Westlake Village BioPartners’ fund is among the largest in a growing number of venture capital firms to focus on Los Angeles’ life sciences market.
It was co-founded by two medical doctors, Beth Seidenberg and Sean Harper, who have more than 40 years in combined experience in life sciences investing, and research and development.
Seidenberg, a former biotech investor at Kleiner Perkins in Menlo Park, once held executive roles at Amgen, Bristol-Myers Squibb Co. and Merck Research Laboratories. Since 2006, she has invested in and helped incubate 13 biotech ventures, including South San Francisco-based Atara Biotherapeutics Inc., which this year opened a 90,000-square-foot T-cell immunotherapy manufacturing facility in Thousand Oaks.
Seidenberg said in an interview that the launch of Westlake follows the “wildly successful” development of L.A.-area biotech firms − from Amgen in Thousand Oaks to Kite, a Gilead Co. in Santa Monica.
“The time was right,” said Seidenberg, who lives in Los Angeles. “It’s happening. It’s exciting. ”

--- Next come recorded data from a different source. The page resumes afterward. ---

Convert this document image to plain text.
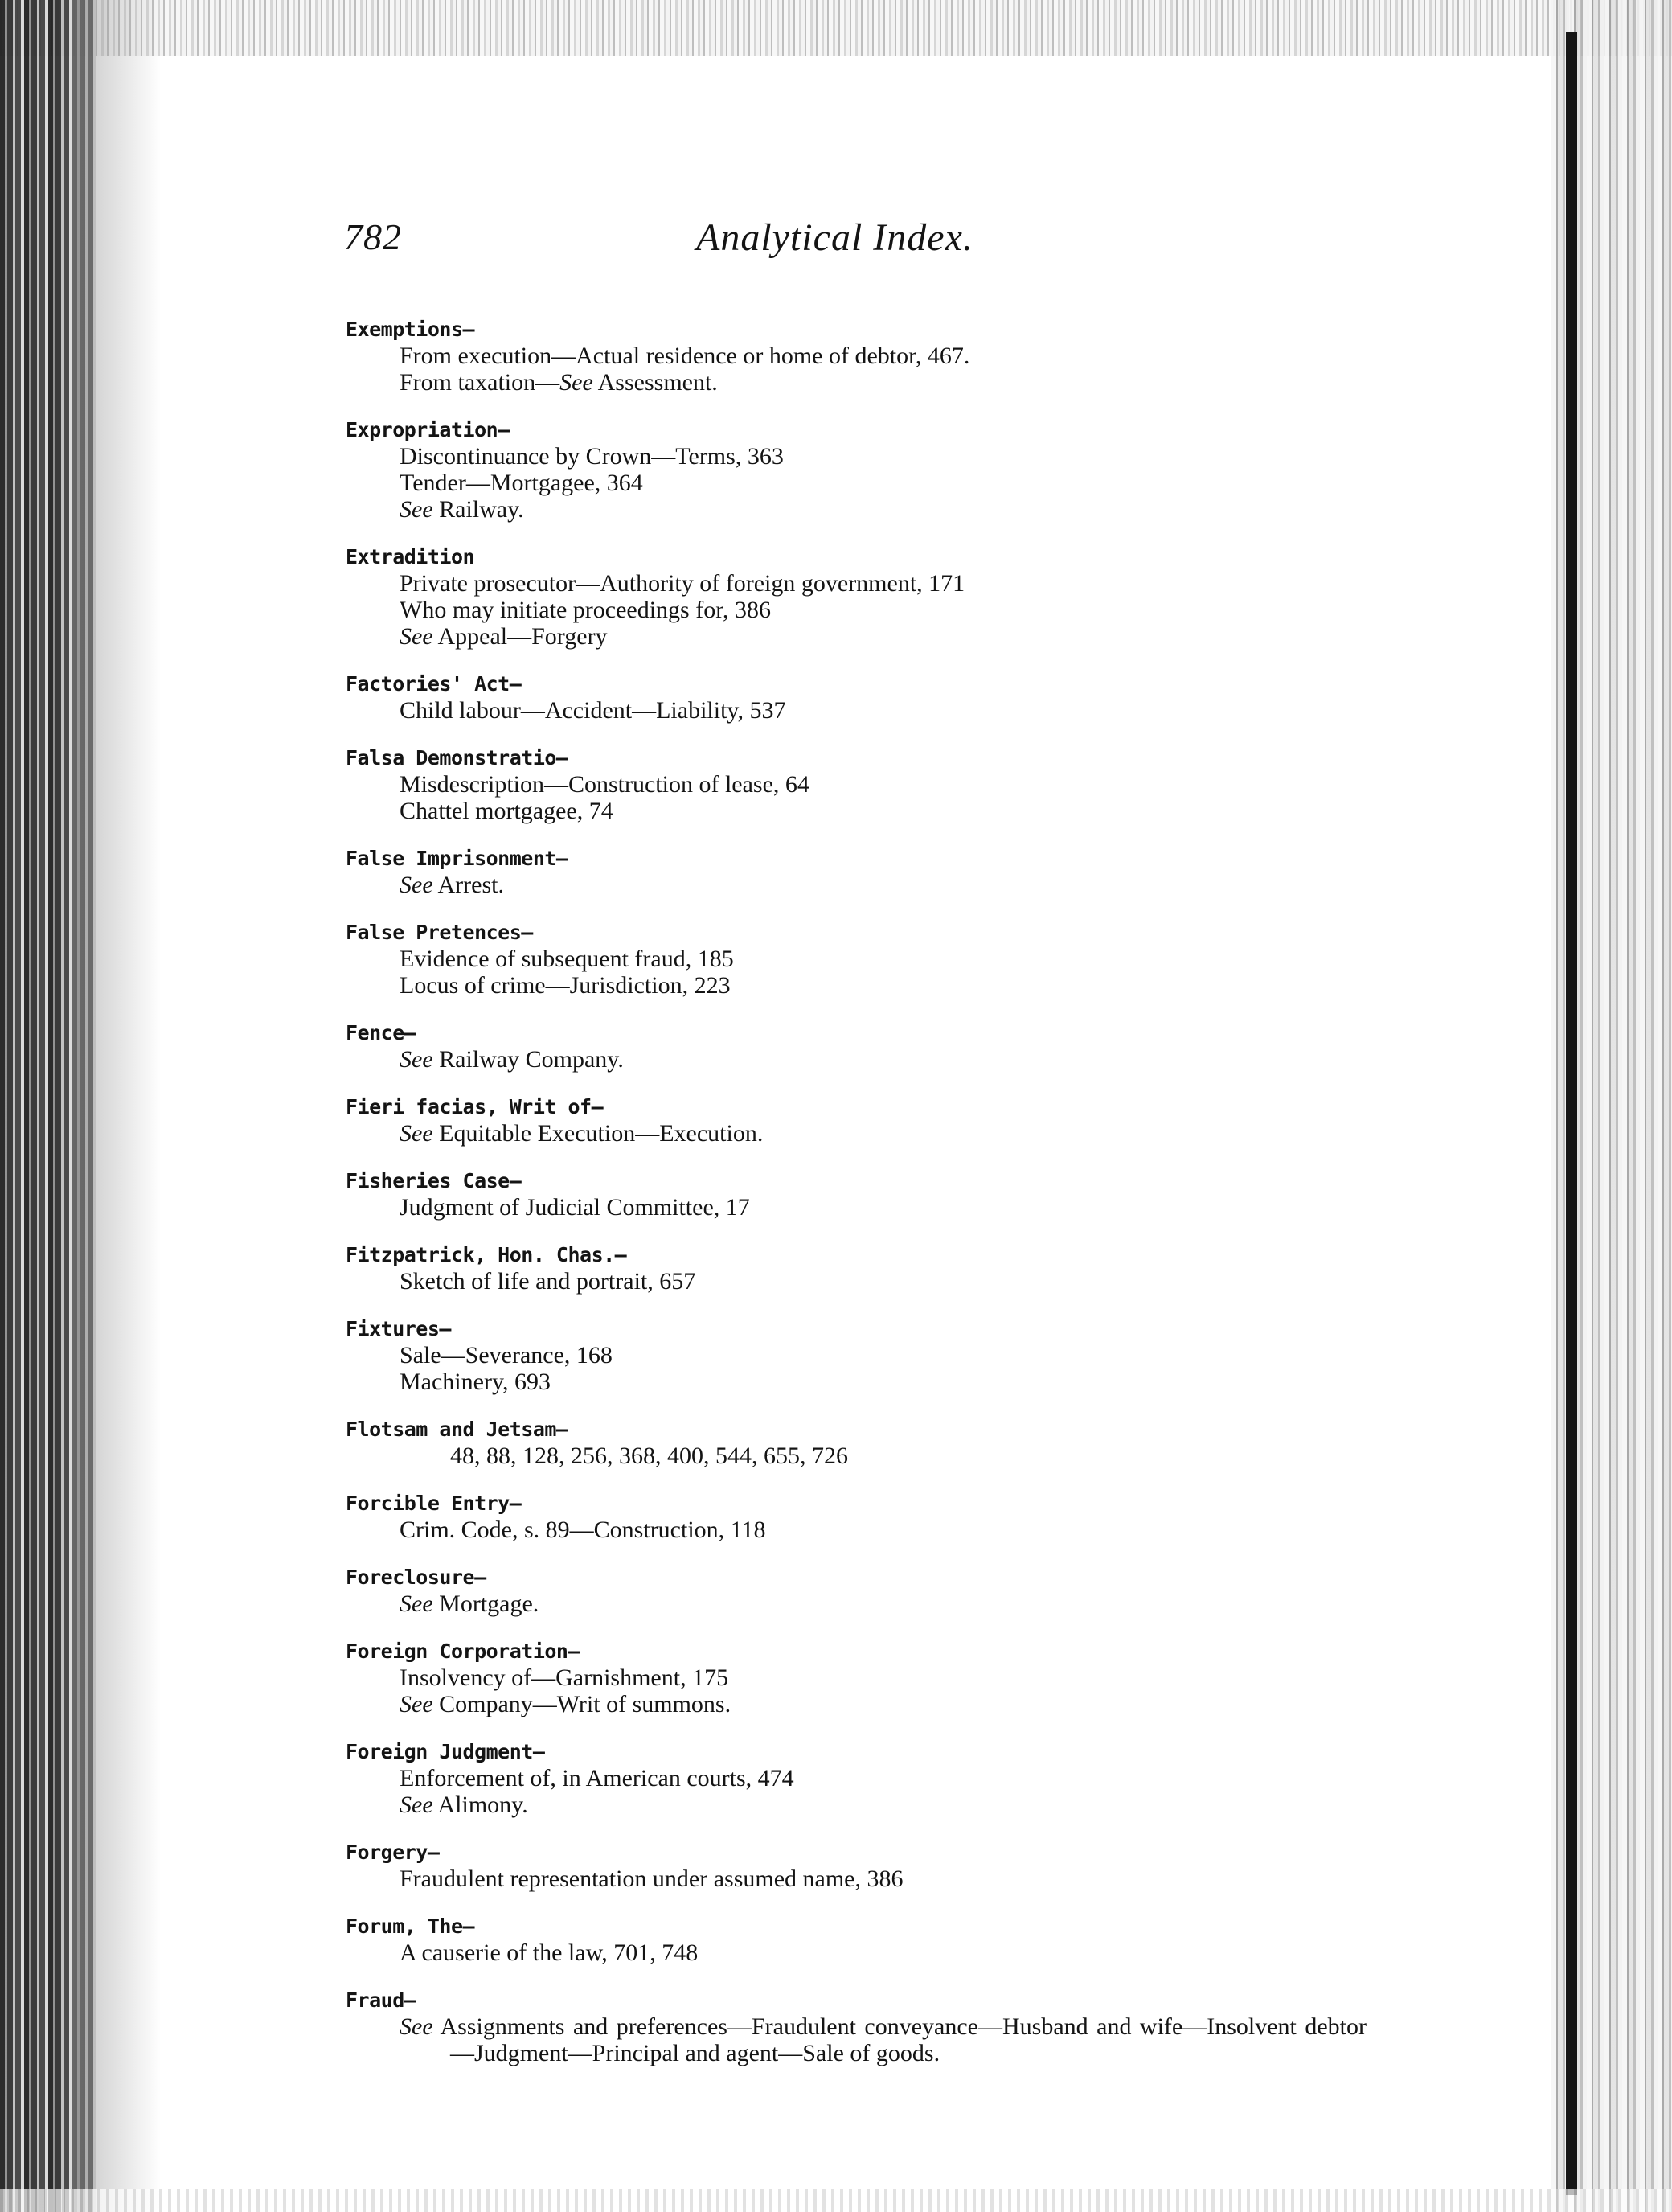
782	Analytical Index.
Exemptions—
From execution—Actual residence or home of debtor, 467.
From taxation—See Assessment.
Expropriation—
Discontinuance by Crown—Terms, 363
Tender—Mortgagee, 364
See Railway.
Extradition
Private prosecutor—Authority of foreign government, 171
Who may initiate proceedings for, 386
See Appeal—Forgery
Factories' Act—
Child labour—Accident—Liability, 537
Falsa Demonstratio—
Misdescription—Construction of lease, 64
Chattel mortgagee, 74
False Imprisonment—
See Arrest.
False Pretences—
Evidence of subsequent fraud, 185
Locus of crime—Jurisdiction, 223
Fence—
See Railway Company.
Fieri facias, Writ of—
See Equitable Execution—Execution.
Fisheries Case—
Judgment of Judicial Committee, 17
Fitzpatrick, Hon. Chas.—
Sketch of life and portrait, 657
Fixtures—
Sale—Severance, 168
Machinery, 693
Flotsam and Jetsam—
48, 88, 128, 256, 368, 400, 544, 655, 726
Forcible Entry—
Crim. Code, s. 89—Construction, 118
Foreclosure—
See Mortgage.
Foreign Corporation—
Insolvency of—Garnishment, 175
See Company—Writ of summons.
Foreign Judgment—
Enforcement of, in American courts, 474
See Alimony.
Forgery—
Fraudulent representation under assumed name, 386
Forum, The—
A causerie of the law, 701, 748
Fraud—
See Assignments and preferences—Fraudulent conveyance—Husband and wife—Insolvent debtor—Judgment—Principal and agent—Sale of goods.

Harper currently serves as an executive vice president in charge of research and development at Amgen, where he has also worked with Amgen’s venture fund. He previously worked at Merck and has helped in the development of 14 new drugs. Harper will move over to Westlake effective Jan. 1.
He said Los Angeles has a lot to offer with its emerging cluster of medical innovation, strong slate of research universities and deep talent pool. “A dedicated life sciences fund of this size,” Harper said in an interview, “will allow the transformation of this region.”